Did you just love
Facebook’s Timeline update so much that you wished another major social media site
would adopt something similar? Well, Google apparently did also and has included a conspicuously
Facebook-like redesign of profile pages among its many recent (and major)
updates to the Google+ social network.
In addition to the redesigned profiles, the big G+ update is
rife with new features in addition to a drastic overhaul of its general look, most
designed to improve navigation and functionality.
Looking at the new News Feed and profile page designs, it’s
clear that Google was attempting to play off the minimalist style it adopted
for most of its other Web properties. Notably, the icons that once rested atop
G+ pages are now conveniently located on the left-hand side of the page and
feature tabs for Home, Profile, Pages, Photos and more (see example below).
And the location of
these different tabs can now be customized to the preference of the individual
user, including a More tab that will house all of his/her lesser-used icons.
Also, evidence of Pinterest’s growing influence on the Web
is apparent in Google+’s emphasis on photos and sharing. Photos on the site will
now be displayed more prominently and take up more space on a browser screen
with a layout reminiscent of Tumblr.
A big part of the redesign has also focused on improving
conversations, making discussions and comments more visible to improve
participation. Users have a new Explore button to highlight specific activity
and posts on the site as a stream of trending activity (see example below).
All told, this will
make it much easier for G+ users to find and participate in conversations
outside of their Circles, a commonality that has heretofore been an
issue for the social network.
Hangouts, meanwhile, the most successful part of Google+, is getting
its own space on the site. All Hangouts will have their own dedicated Web pages
with a sleek design. Users will be able to both view their own Hangout sessions
and track their personal invites more easily. The biggest change, however, will
be the ability to scan for open public Hangouts that they can join or watch.
The design updates are already live, and other features will
be unveiled throughout the week.
So far, the changes have been met with praise, which is certainly not always the case with regard to Google+. Though users aren't necessarily in agreement about the conspicuous reliance on white space in the redesign, they do generally seem to be pleased, specifically with the new look of profile pages (including the addition of the Facebook Timeline-esque cover photo) and the relocation of and ability to customize icons.
However, this major overhaul does make one curious about whether or not this redesign was part of the plan from the beginning. After all, Google isn't exactly known for making drastic changes to its products in such an unexpected and sudden way. Typically, the company is more comfortable unveiling its properties slowly and making minor tweaks along the way to improve user experience, which seems like it would be especially true for important properties that the majority of its other services rely on.

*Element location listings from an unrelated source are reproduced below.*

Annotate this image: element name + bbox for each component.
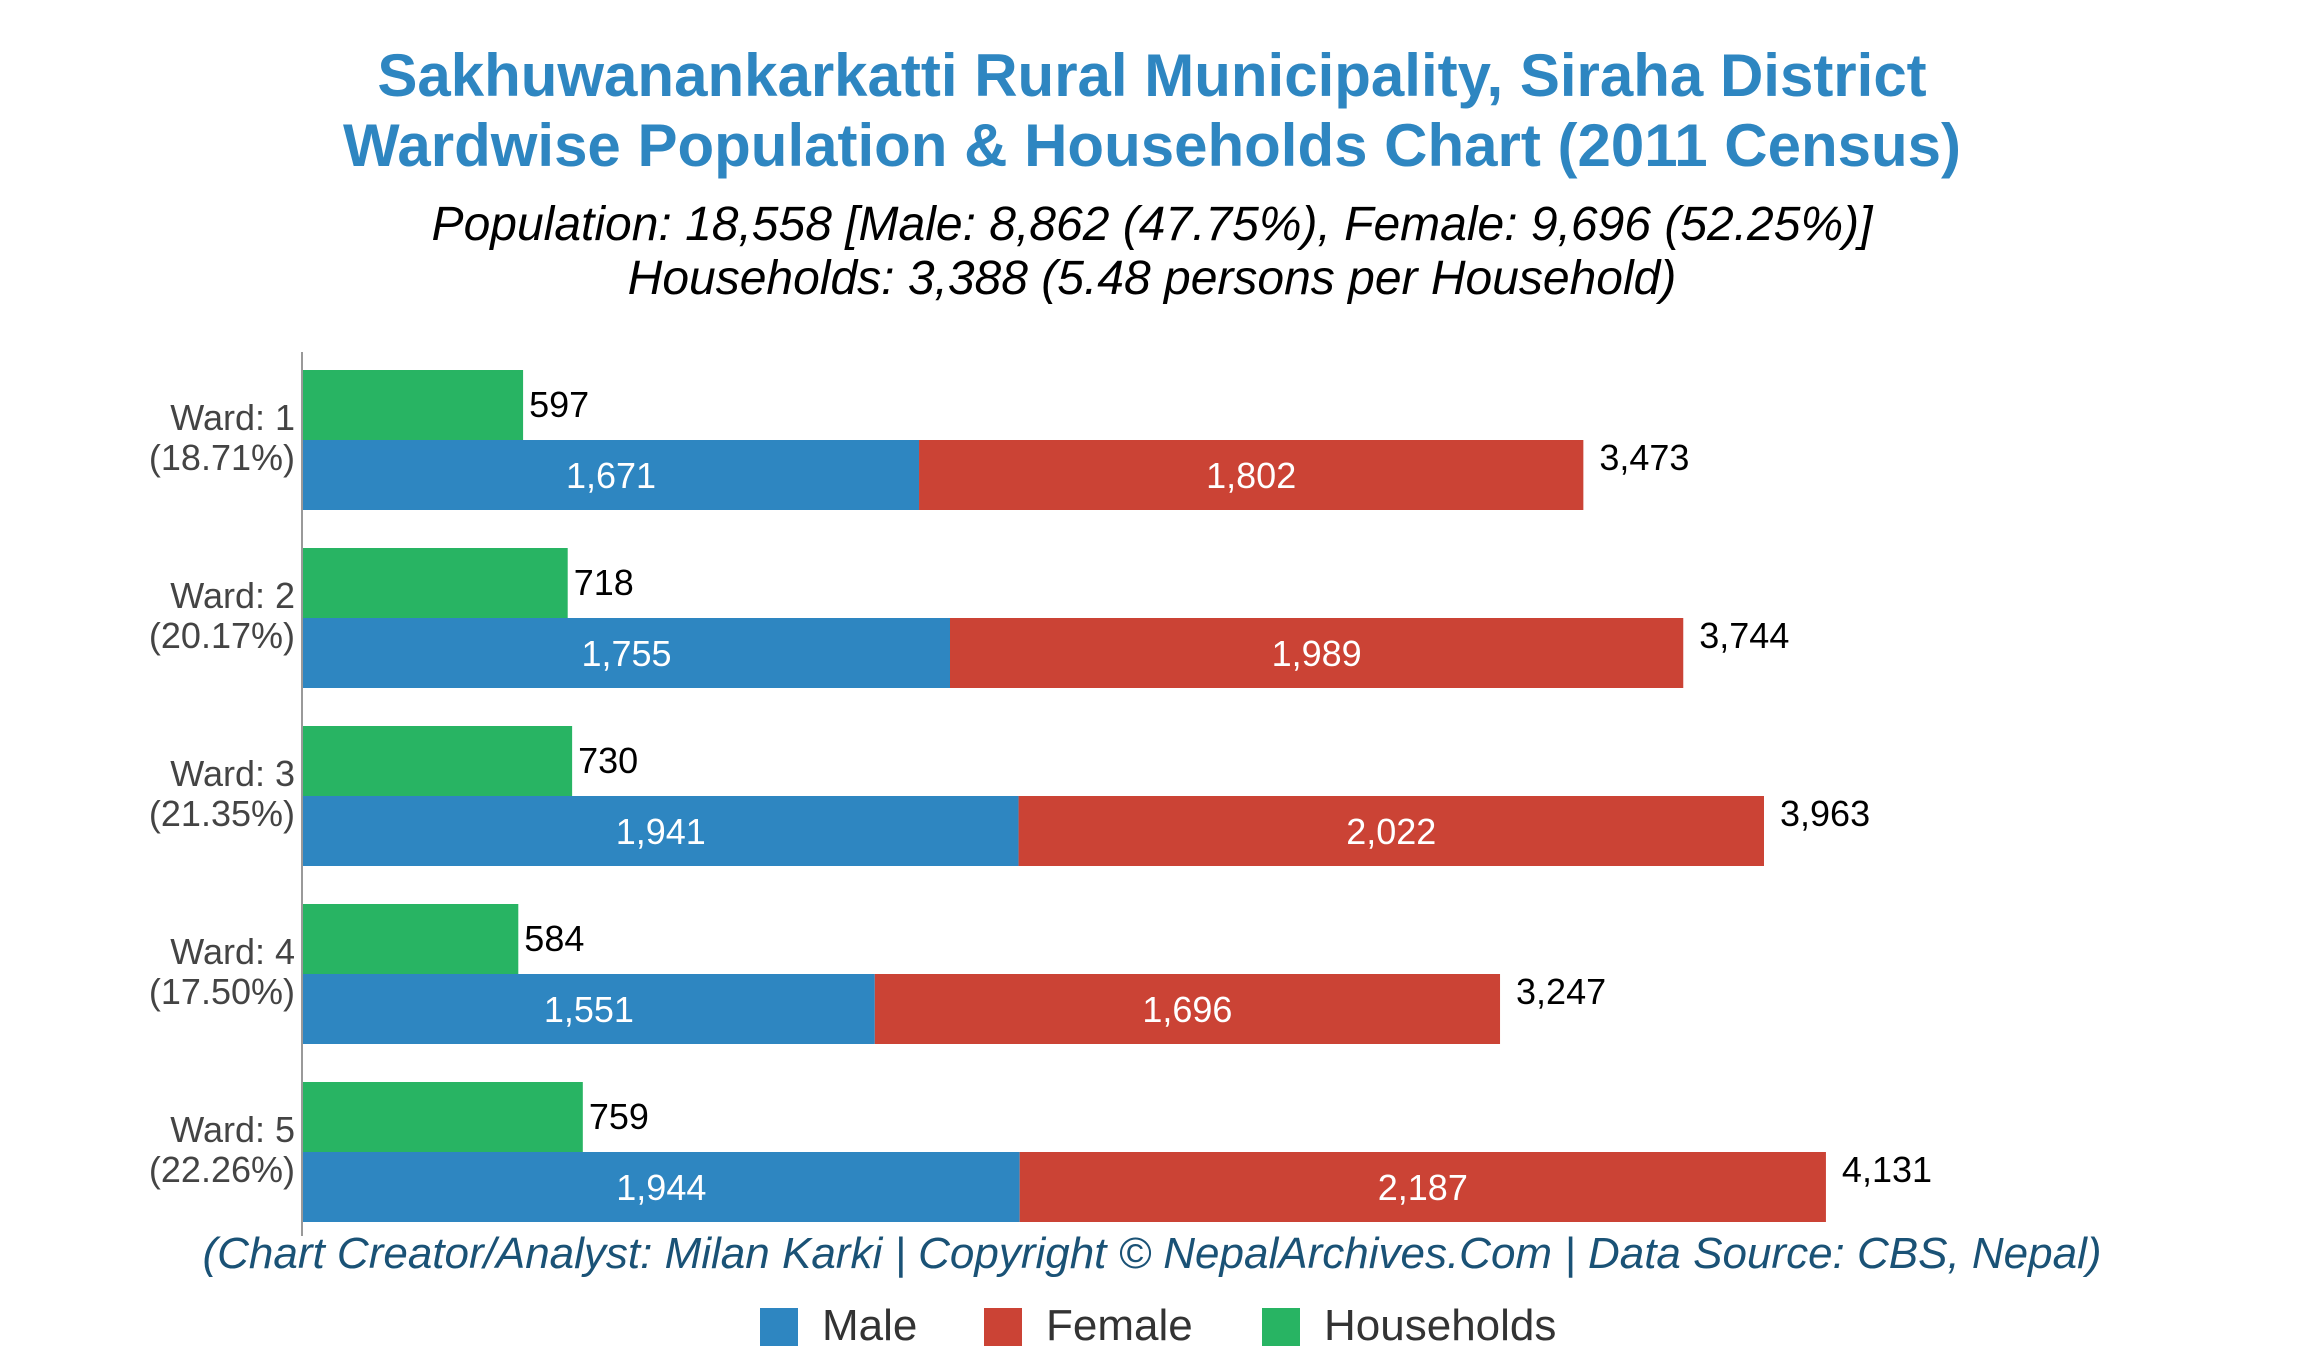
chart-title-line1: Sakhuwanankarkatti Rural Municipality, S… (377, 42, 1926, 109)
category-share-ward-3: (21.35%) (149, 793, 295, 834)
bar-households-ward-1 (303, 370, 524, 440)
label-total-ward-5: 4,131 (1842, 1149, 1932, 1190)
label-households-ward-1: 597 (529, 384, 589, 425)
category-label-ward-3: Ward: 3 (170, 753, 295, 794)
label-male-ward-4: 1,551 (544, 989, 634, 1030)
label-total-ward-2: 3,744 (1699, 615, 1789, 656)
bar-male-ward-2 (303, 618, 950, 688)
label-households-ward-3: 730 (578, 740, 638, 781)
bar-male-ward-3 (303, 796, 1019, 866)
chart-credit: (Chart Creator/Analyst: Milan Karki | Co… (202, 1229, 2101, 1278)
label-male-ward-5: 1,944 (616, 1167, 706, 1208)
category-label-ward-5: Ward: 5 (170, 1109, 295, 1150)
legend-swatch-female (984, 1308, 1022, 1346)
bar-female-ward-1 (919, 440, 1584, 510)
legend-swatch-male (760, 1308, 798, 1346)
category-share-ward-4: (17.50%) (149, 971, 295, 1012)
bar-households-ward-3 (303, 726, 573, 796)
chart-subtitle-line2: Households: 3,388 (5.48 persons per Hous… (628, 252, 1677, 305)
chart-title-line2: Wardwise Population & Households Chart (… (343, 112, 1961, 179)
chart-legend: Male Female Households (760, 1301, 1556, 1350)
label-households-ward-5: 759 (589, 1096, 649, 1137)
bar-male-ward-5 (303, 1152, 1020, 1222)
bar-female-ward-4 (874, 974, 1501, 1044)
chart-subtitle-line1: Population: 18,558 [Male: 8,862 (47.75%)… (432, 198, 1875, 251)
bar-female-ward-3 (1018, 796, 1764, 866)
bar-households-ward-5 (303, 1082, 583, 1152)
category-label-ward-4: Ward: 4 (170, 931, 295, 972)
label-female-ward-2: 1,989 (1272, 633, 1362, 674)
label-female-ward-4: 1,696 (1142, 989, 1232, 1030)
label-total-ward-1: 3,473 (1599, 437, 1689, 478)
label-total-ward-4: 3,247 (1516, 971, 1606, 1012)
bar-households-ward-4 (303, 904, 519, 974)
legend-label-male: Male (822, 1301, 917, 1350)
category-label-ward-2: Ward: 2 (170, 575, 295, 616)
bar-male-ward-4 (303, 974, 875, 1044)
bar-female-ward-5 (1019, 1152, 1826, 1222)
plot-area: 597 1,671 1,802 3,473 Ward: 1(18.71%) 718 1,75… (149, 370, 1932, 1222)
label-male-ward-1: 1,671 (566, 455, 656, 496)
category-share-ward-2: (20.17%) (149, 615, 295, 656)
label-female-ward-3: 2,022 (1346, 811, 1436, 852)
bar-male-ward-1 (303, 440, 920, 510)
legend-swatch-households (1262, 1308, 1300, 1346)
category-share-ward-1: (18.71%) (149, 437, 295, 478)
label-female-ward-5: 2,187 (1378, 1167, 1468, 1208)
label-male-ward-3: 1,941 (616, 811, 706, 852)
label-total-ward-3: 3,963 (1780, 793, 1870, 834)
label-households-ward-2: 718 (574, 562, 634, 603)
bar-female-ward-2 (949, 618, 1684, 688)
category-label-ward-1: Ward: 1 (170, 397, 295, 438)
category-share-ward-5: (22.26%) (149, 1149, 295, 1190)
label-female-ward-1: 1,802 (1206, 455, 1296, 496)
label-male-ward-2: 1,755 (581, 633, 671, 674)
bar-households-ward-2 (303, 548, 568, 618)
legend-label-households: Households (1324, 1301, 1556, 1350)
legend-label-female: Female (1046, 1301, 1193, 1350)
label-households-ward-4: 584 (524, 918, 584, 959)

In this case, the Google+ updates, which in some cases dramatically alter the user experience, came with little foreshadowing and caught most users by surprise. And people seem to love them. Of course, it shouldn't be any surprise that Google has likely been closely monitoring user activity and reactions to its social network since its initial private launch, but the real question is whether the company always anticipated a massive redesign around this time from the very beginning.
If that's the case, it would explain the curious silence on the part of Google concerning the majority of complaints about G+ that most Internet users weren't shy about airing. Rather than address each issue individually, especially when they concerned subjects as meticulous as page design, its probable that Google spent the last few months collecting anecedotal and more scientific data and fixing things behind the scenes.
This means that the "old" Google+ was probably never meant to be a final product, but rather a starting point in Google's seemingly never-ending quest to create the perfect social network. It also means that the social network may not be done changing just yet, and it's definitely going to be something that users and Web businesses alike are going to want to keep on their radars in the coming year.